Remarqué pour ses courts métrages, le Portugais João Nicolau risque de décevoir avec un premier long qui semble frappé d’indécision – certes pas dans la forme, très tenue, mais dans un propos qui reste lui particulièrement fuyant. Reste la possibilité de déambuler dans ce film doux-amer, inventif et courageux. Ce qui n’est pas rien.
Cela commence par un prologue savoureux : des cadres fixes et précis nous font faire la connaissance de Manuel, trentenaire légèrement apathique qui aime converser avec son chat. Un dialogue chanté avec l’inspecteur des impôts qui frappe à sa porte donne rapidement le ton : surréaliste, légèrement sentimental et dénué en même temps de toute naïveté. Suite à un signal reçu sur son ordinateur, Manuel embarque pour une caravelle du XVème siècle. Il y retrouve avec joie une groupe de personnes apparemment amies qui le félicitent de son geste : de toute évidence, ce changement d’environnement a vocation à être définitif. Avare en explications et en contextualisations, le film dessine à partir de là, par indices, les contours d’un monde sensiblement différent du nôtre, où les lois de la physique sauraient être contournées.
Ainsi les personnages savent toujours beaucoup de choses que le spectateur ignore et celui-ci est entraîné dans une sorte de jeu de piste qu’il n’a aucune chance de résoudre.
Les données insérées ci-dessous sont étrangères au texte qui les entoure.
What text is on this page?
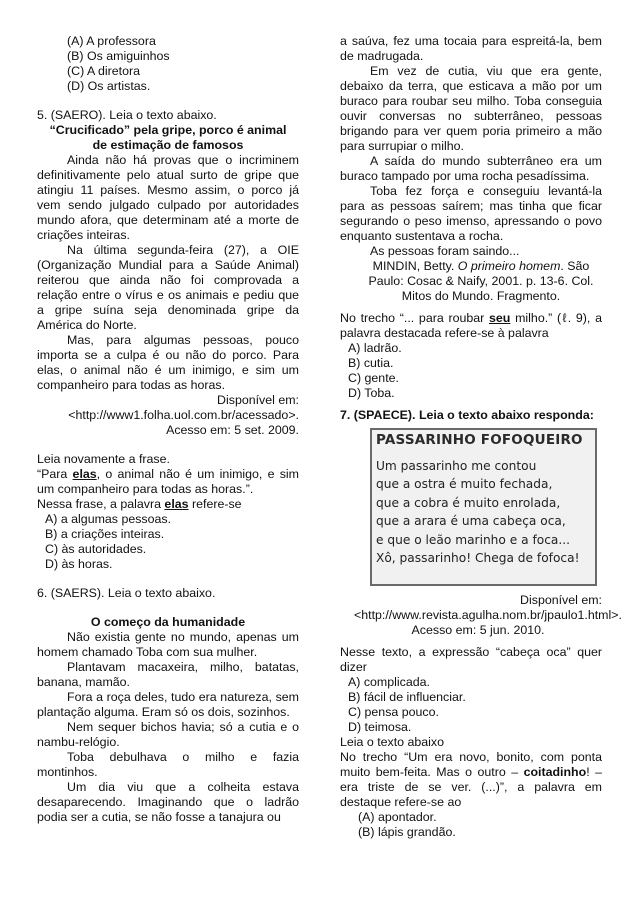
(A) A professora

(B) Os amiguinhos

(C) A diretora

(D) Os artistas.

5. (SAERO). Leia o texto abaixo.

“Crucificado” pela gripe, porco é animal

de estimação de famosos

Ainda não há provas que o incriminem definitivamente pelo atual surto de gripe que atingiu 11 países. Mesmo assim, o porco já vem sendo julgado culpado por autoridades mundo afora, que determinam até a morte de criações inteiras.

Na última segunda-feira (27), a OIE (Organização Mundial para a Saúde Animal) reiterou que ainda não foi comprovada a relação entre o vírus e os animais e pediu que a gripe suína seja denominada gripe da América do Norte.

Mas, para algumas pessoas, pouco importa se a culpa é ou não do porco. Para elas, o animal não é um inimigo, e sim um companheiro para todas as horas.

Disponível em:

<http://www1.folha.uol.com.br/acessado>.

Acesso em: 5 set. 2009.

Leia novamente a frase.

“Para elas, o animal não é um inimigo, e sim um companheiro para todas as horas.”.

Nessa frase, a palavra elas refere-se

A) a algumas pessoas.

B) a criações inteiras.

C) às autoridades.

D) às horas.

6. (SAERS). Leia o texto abaixo.

O começo da humanidade

Não existia gente no mundo, apenas um homem chamado Toba com sua mulher.

Plantavam macaxeira, milho, batatas, banana, mamão.

Fora a roça deles, tudo era natureza, sem plantação alguma. Eram só os dois, sozinhos.

Nem sequer bichos havia; só a cutia e o nambu-relógio.

Toba debulhava o milho e fazia montinhos.

Um dia viu que a colheita estava desaparecendo. Imaginando que o ladrão podia ser a cutia, se não fosse a tanajura ou

a saúva, fez uma tocaia para espreitá-la, bem de madrugada.

Em vez de cutia, viu que era gente, debaixo da terra, que esticava a mão por um buraco para roubar seu milho. Toba conseguia ouvir conversas no subterrâneo, pessoas brigando para ver quem poria primeiro a mão para surrupiar o milho.

A saída do mundo subterrâneo era um buraco tampado por uma rocha pesadíssima.

Toba fez força e conseguiu levantá-la para as pessoas saírem; mas tinha que ficar segurando o peso imenso, apressando o povo enquanto sustentava a rocha.

As pessoas foram saindo...

MINDIN, Betty. O primeiro homem. São Paulo: Cosac & Naify, 2001. p. 13-6. Col.

Mitos do Mundo. Fragmento.

No trecho “... para roubar seu milho.” (ℓ. 9), a palavra destacada refere-se à palavra

A) ladrão.

B) cutia.

C) gente.

D) Toba.

7. (SPAECE). Leia o texto abaixo responda:

PASSARINHO FOFOQUEIRO
Um passarinho me contou
que a ostra é muito fechada,
que a cobra é muito enrolada,
que a arara é uma cabeça oca,
e que o leão marinho e a foca...
Xô, passarinho! Chega de fofoca!

Disponível em:

<http://www.revista.agulha.nom.br/jpaulo1.html>. Acesso em: 5 jun. 2010.

Nesse texto, a expressão “cabeça oca” quer dizer

A) complicada.

B) fácil de influenciar.

C) pensa pouco.

D) teimosa.

Leia o texto abaixo

No trecho “Um era novo, bonito, com ponta muito bem-feita. Mas o outro – coitadinho! – era triste de se ver. (...)”, a palavra em destaque refere-se ao

(A) apontador.

(B) lápis grandão.
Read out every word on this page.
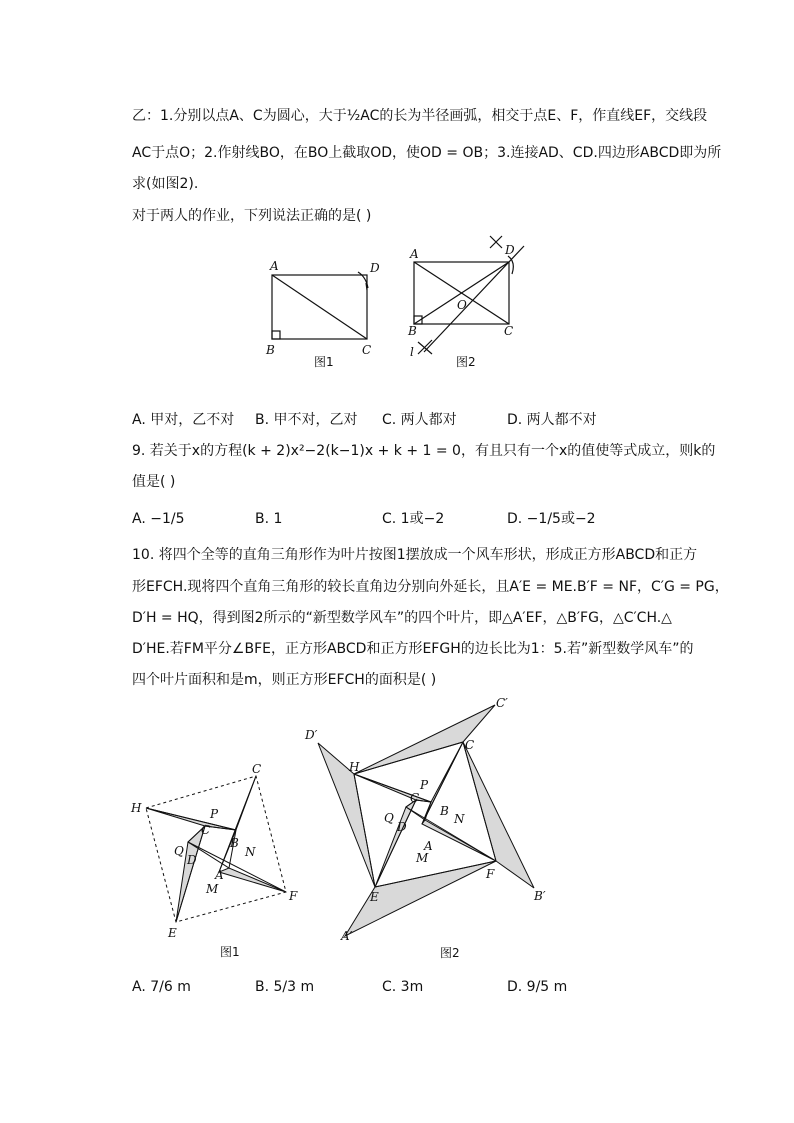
乙：1.分别以点A、C为圆心，大于½AC的长为半径画弧，相交于点E、F，作直线EF，交线段
AC于点O；2.作射线BO，在BO上截取OD，使OD = OB；3.连接AD、CD.四边形ABCD即为所
求(如图2).
对于两人的作业，下列说法正确的是( )
A	D
B	C
图1
A	D
O
B	C
l
图2
A. 甲对，乙不对 B. 甲不对，乙对 C. 两人都对	D. 两人都不对
9. 若关于x的方程(k + 2)x²−2(k−1)x + k + 1 = 0，有且只有一个x的值使等式成立，则k的
值是( )
A. −1/5	B. 1	C. 1或−2	D. −1/5或−2
10. 将四个全等的直角三角形作为叶片按图1摆放成一个风车形状，形成正方形ABCD和正方
形EFCH.现将四个直角三角形的较长直角边分别向外延长，且A′E = ME.B′F = NF，C′G = PG，
D′H = HQ，得到图2所示的“新型数学风车”的四个叶片，即△A′EF，△B′FG，△C′CH.△
D′HE.若FM平分∠BFE，正方形ABCD和正方形EFGH的边长比为1：5.若”新型数学风车”的
四个叶片面积和是m，则正方形EFCH的面积是( )
C
H	P
C
B
N
Q
D
A
M	F
E
图1
C′
D′
C
H
P
C
B
Q
D
N
A
M
F
E	B′
A′
图2
A. 7/6 m	B. 5/3 m	C. 3m	D. 9/5 m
La caméra, elle non plus, n’approche jamais les acteurs de très près. Toujours déconnectée du mouvement de l’action, elle parvient à trouver un bel équilibre dans le détachement : les petits tableaux qu’elle génère ne sont font jamais écrasants pour les corps et les personnages. Le regard n’est pas celui d’un démiurge, mais celui d’un observateur qui semble toujours échouer à se mettre au diapason de ce qu’il voit et reste systématiquement en décalage. Cette distance se propage donc sur le plan moral, et pendant tout le film, on se demande ce que l’on est censé penser de tout ça. Ni pour, ni contre, bien au contraire, Nicolau nous laisse le soin de nous positionner par rapport aux situations qui se déploient devant nous.
Cette précieuse liberté est évidemment à double tranchant. A trop vouloir nous empêcher de savoir qui sont ses personnages, le cinéaste limite l’attachement pour ces derniers. On sait qu’ils ont rompu avec la société pour se reconvertir dans la piraterie, mais on ne sait pas pourquoi. Le cinéaste met plutôt l’accent sur l’absence de moralité de ses personnages que sur les motifs possiblement dignes d’empathie les ayant mené à un tel choix de vie. Fort bien, mais une contrepartie à cette absence de psychologisme comme de sociologisme n’aurait pas été de refus. Ces figures privées d’histoire manquent de l’épaisseur charnelle, de l’élan vital qui auraient pu nous attacher à elles. À défaut de faire exister leur esprit, il aurait fallu faire exister leur corps, mais tous restent toujours lointains.
S’il ne nous est permis d’épouser ni le point de vue des personnages, ni celui du cinéaste, il nous reste la possibilité de nous intéresser à l’expérience que le film propose en tant que telle. Sa tentative de créer un univers fantastique avec trois fois rien rappelle Rivette ou Guiraudie, et comme dans leurs films, on trouve parfois le plaisir d’assister simplement à la façon dont la construction du monde imaginé par le cinéaste s’achève en nous-mêmes. Ce plaisir est rendu possible par celui que Nicolau prend manifestement à créer, et par la sincérité avec laquelle il le communique. Ainsi, c’est souvent par ces moments où la musique jaillit en toute simplicité des personnages que le film parvient à tisser une complicité avec le spectateur et à estomper les difficultés que l’on peut parfois rencontrer à se faire une place en lui.